Maharashtra Lawyers to Boycott Work to Protest Chief Justice Tahilramani's Transfer
Maharashtra Lawyers to Boycott Work to Protest Chief Justice Tahilramani's Transfer
Chief Justice Tahilramani last week tendered her resignation to the Chief Justice of India after the collegium refused to reconsider its decision. Her resignation is yet to be accepted or rejected.

Mumbai: Around 2,000 advocates in Latur district of Maharashtra will boycott court proceedings on Friday to protest against the transfer of Chief Justice Vijaya K Tahilramani from Madras High Court to Meghalaya High Court.

Tahilramani hails from Latur in Marathwada region.

"Around 1,800 lawyers from the Latur Bar Association and others from district bar associations will abstain from attending court proceedings on Friday," said advocate Balaji Panchal, former vice president of the Latur Bar Association.

Panchal said the lawyers are protesting the order passed by the Supreme Court collegium transferring Madras High Court Chief Justice Tahilramani to the Meghalaya High Court.

Chief Justice Tahilramani last week tendered her resignation to the Chief Justice of India after the collegium refused to reconsider its decision.

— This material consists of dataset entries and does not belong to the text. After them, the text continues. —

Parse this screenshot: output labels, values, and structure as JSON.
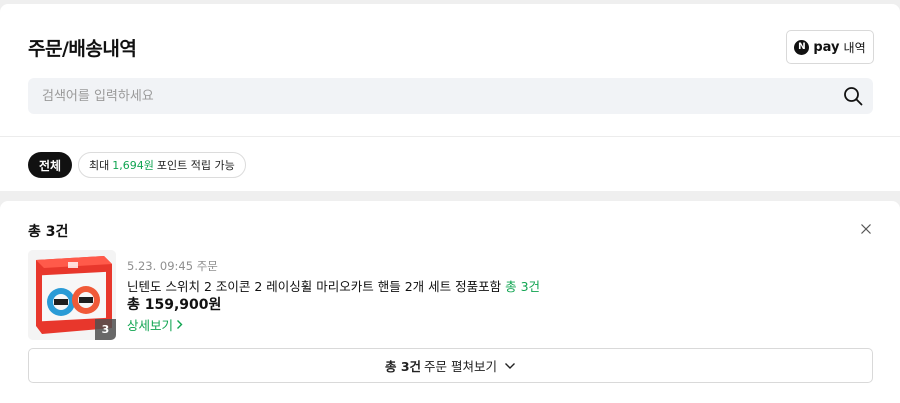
{
  "header": {
    "title": "주문/배송내역",
    "npay_badge": "N",
    "npay_pay": "pay",
    "npay_label": "내역"
  },
  "search": {
    "placeholder": "검색어를 입력하세요",
    "value": ""
  },
  "filters": {
    "all_label": "전체",
    "point_prefix": "최대",
    "point_amount": "1,694원",
    "point_suffix": "포인트 적립 가능"
  },
  "orders": {
    "total_prefix": "총",
    "total_count": "3건",
    "item": {
      "thumb_count": "3",
      "date": "5.23. 09:45 주문",
      "name": "닌텐도 스위치 2 조이콘 2 레이싱휠 마리오카트 핸들 2개 세트 정품포함",
      "name_count": "총 3건",
      "price": "총 159,900원",
      "detail_label": "상세보기"
    },
    "expand": {
      "count": "총 3건",
      "label": "주문 펼쳐보기"
    }
  },
  "colors": {
    "accent": "#10a451",
    "chip_dark": "#111111",
    "search_bg": "#f1f3f6"
  }
}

Her resignation is yet to be accepted or rejected.

The advocates plan to appeal to the Supreme Court collegium to reconsider its decision along with a simultaneous appeal to Chief Justice Tahilramani to withdraw her resignation.

Born in Latur on October 3, 1958, Chief Justice Tahilramani obtained her law degree and enrolled herself as an advocate with the Bar Council of Maharashtra and Goa in July 1982. She started her practice in the city civil and sessions courts and later in the Bombay High Court.

She was appointed assistant government pleader and additional public prosecutor in February 1990. Later, she was appointed the government pleader and public prosecutor on the appellate side of the Bombay High Court from November 1997.

She was elevated as judge of the HC on June 26, 2001 and made acting Chief Justice of Bombay High Court in 2015. In May 2017, a division bench headed by Chief Justice Tahilramani upheld the conviction and life imprisonment of 12 people in the Bilkis Bano gangrape case, while setting aside the acquittal of seven persons, including policemen and doctors.

She was transferred as Chief Justice of the Madras High Court in August 2018.